Linda smiled. “You see, Ernie? I knew he’d see it our way.”
“Five extra mouths to feed.” Ernie sighed. “Sure we can’t draw some rations for them, John?”
“Five, I only saw three in that room.”
“There’s two more up on the roof installing another ten-foot-wide satellite dish we salvaged yesterday from a trailer down near Old Fort.”
As John had already conceded who fed and housed the students, there was no sense in arguing about two more and he let it go.
“Those things will be damn visible on your roof,” John ventured.
“Don’t worry, we already thought of that,” Linda replied. “They’re screened with some camouflage made from bedsheets to blend in with the snow covering our roof.”
John shook his head.

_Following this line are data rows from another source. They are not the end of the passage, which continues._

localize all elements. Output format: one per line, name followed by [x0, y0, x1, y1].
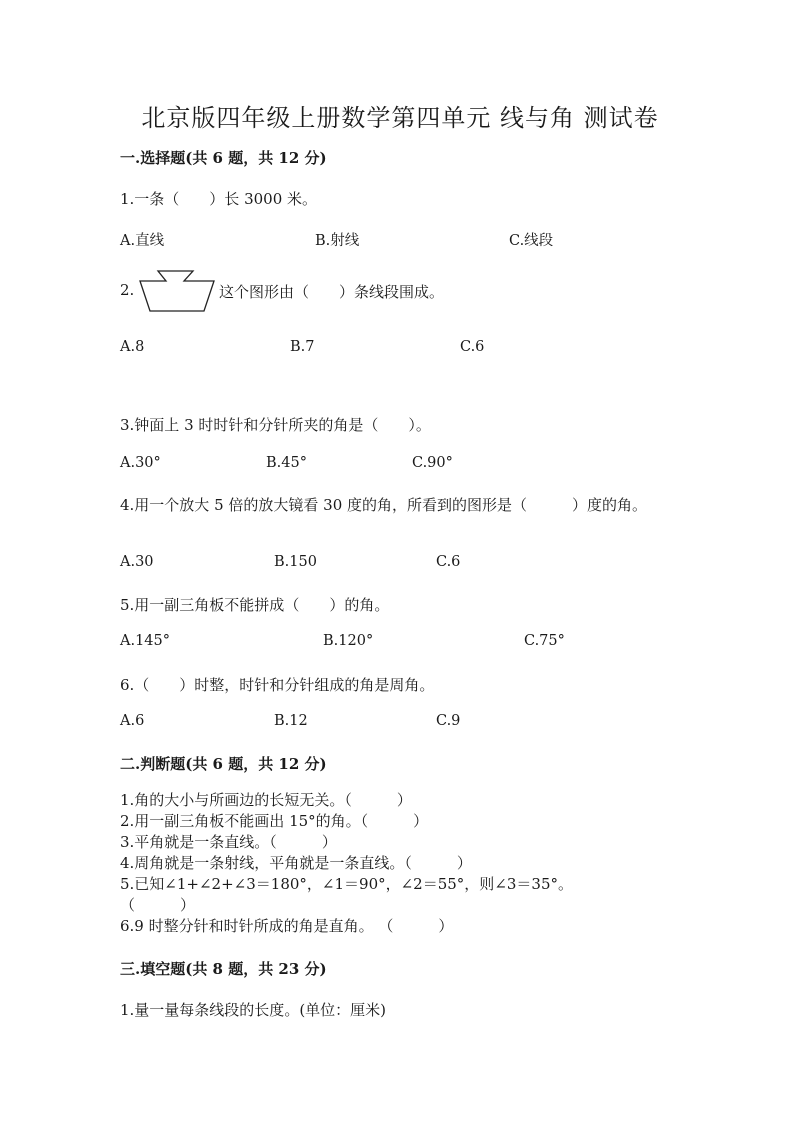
q4-option-b: B.150	[274, 554, 317, 570]
question-2-number: 2.	[120, 281, 135, 299]
judgment-item: 4.周角就是一条射线，平角就是一条直线。（ ）	[120, 854, 472, 872]
question-3: 3.钟面上 3 时时针和分针所夹的角是（ ）。	[120, 416, 431, 434]
judgment-item: 5.已知∠1+∠2+∠3＝180°，∠1＝90°，∠2＝55°，则∠3＝35°。	[120, 875, 574, 893]
q6-option-b: B.12	[274, 713, 308, 729]
q6-option-c: C.9	[436, 713, 461, 729]
q6-option-a: A.6	[120, 713, 145, 729]
q2-option-b: B.7	[290, 339, 315, 355]
question-2: 这个图形由（ ）条线段围成。	[219, 283, 445, 301]
q1-option-a: A.直线	[120, 233, 165, 249]
q1-option-c: C.线段	[509, 233, 554, 249]
judgment-item-continuation: （ ）	[120, 896, 196, 914]
section-heading-choice: 一.选择题(共 6 题，共 12 分)	[120, 149, 327, 167]
q3-option-b: B.45°	[266, 455, 307, 471]
q5-option-b: B.120°	[323, 633, 374, 649]
q5-option-c: C.75°	[524, 633, 565, 649]
q3-option-c: C.90°	[412, 455, 453, 471]
judgment-item: 3.平角就是一条直线。（ ）	[120, 833, 337, 851]
q5-option-a: A.145°	[120, 633, 171, 649]
question-5: 5.用一副三角板不能拼成（ ）的角。	[120, 596, 390, 614]
fill-question-1: 1.量一量每条线段的长度。(单位：厘米)	[120, 1001, 387, 1019]
page-title: 北京版四年级上册数学第四单元 线与角 测试卷	[141, 104, 659, 132]
q4-option-c: C.6	[436, 554, 461, 570]
section-heading-judgment: 二.判断题(共 6 题，共 12 分)	[120, 755, 327, 773]
q2-option-c: C.6	[460, 339, 485, 355]
q4-option-a: A.30	[120, 554, 154, 570]
q1-option-b: B.射线	[315, 233, 360, 249]
section-heading-fill-blank: 三.填空题(共 8 题，共 23 分)	[120, 960, 327, 978]
question-6: 6.（ ）时整，时针和分针组成的角是周角。	[120, 676, 435, 694]
judgment-item: 1.角的大小与所画边的长短无关。（ ）	[120, 791, 412, 809]
polygon-figure	[138, 270, 216, 312]
question-1: 1.一条（ ）长 3000 米。	[120, 190, 318, 208]
judgment-item: 2.用一副三角板不能画出 15°的角。（ ）	[120, 812, 429, 830]
judgment-item: 6.9 时整分针和时针所成的角是直角。 （ ）	[120, 917, 454, 935]
q2-option-a: A.8	[120, 339, 145, 355]
question-4: 4.用一个放大 5 倍的放大镜看 30 度的角，所看到的图形是（ ）度的角。	[120, 496, 648, 514]
q3-option-a: A.30°	[120, 455, 161, 471]
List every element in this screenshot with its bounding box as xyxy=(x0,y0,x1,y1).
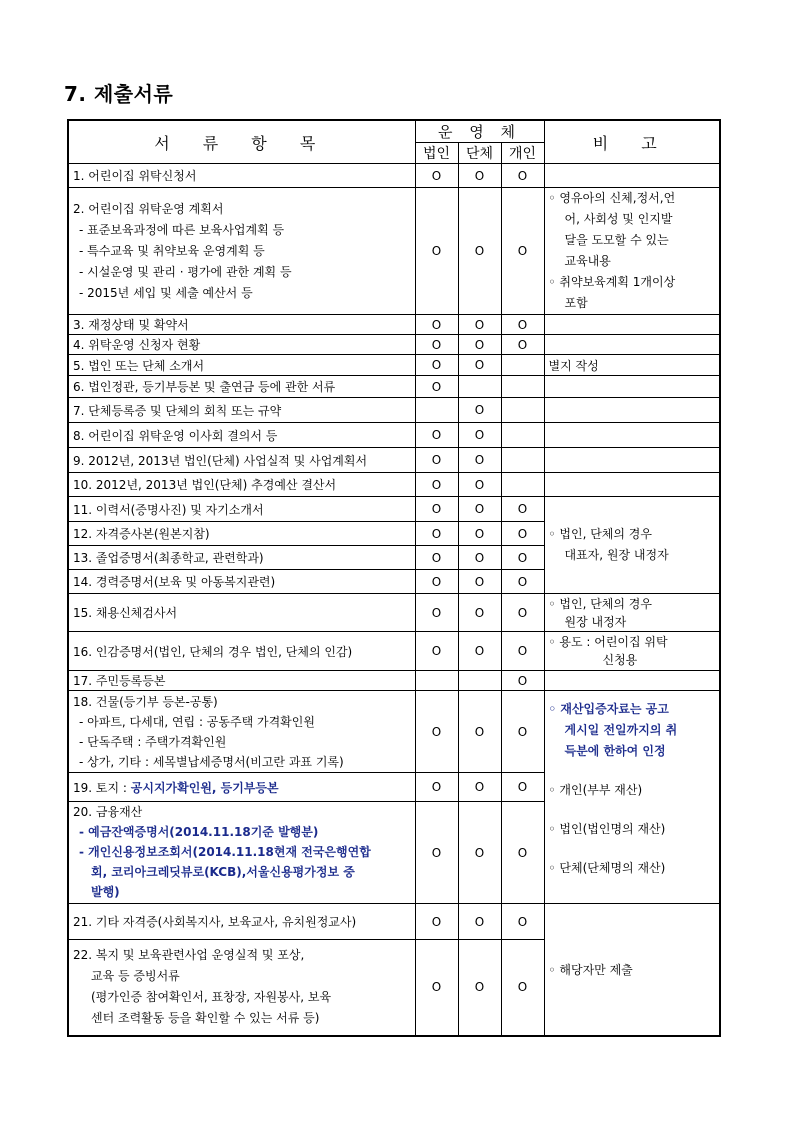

If anything, he was feeling a twinge of guilt over the kids like Samantha. Until the realization that there were at least some computers capable of being restored, put back online, and then turned to a useful, perhaps crucial purpose, kids like her had languished, no longer fitting in. And without doubt, more than a few of them had died in this harsh new world. If they again had purpose—perhaps a crucial purpose—then he felt at this moment their society had at least taken yet another small step out of the darkness.
“I think you Franklins have more than enough rations to go around for five extra mouths, at least until the next harvest starts to come in.”
Ernie barely cracked a smile. “Be prepared, John. If all of us had thought that way, we wouldn’t be counting every bean or ear of corn and calculating if we should throw them to a pig or eat them ourselves. Yeah, we can feed them.”
“Point taken,” was all John could say.
“Fine, then. Now, I’ve got a stew ready to ladle out. You and Maury stay. Agreed?”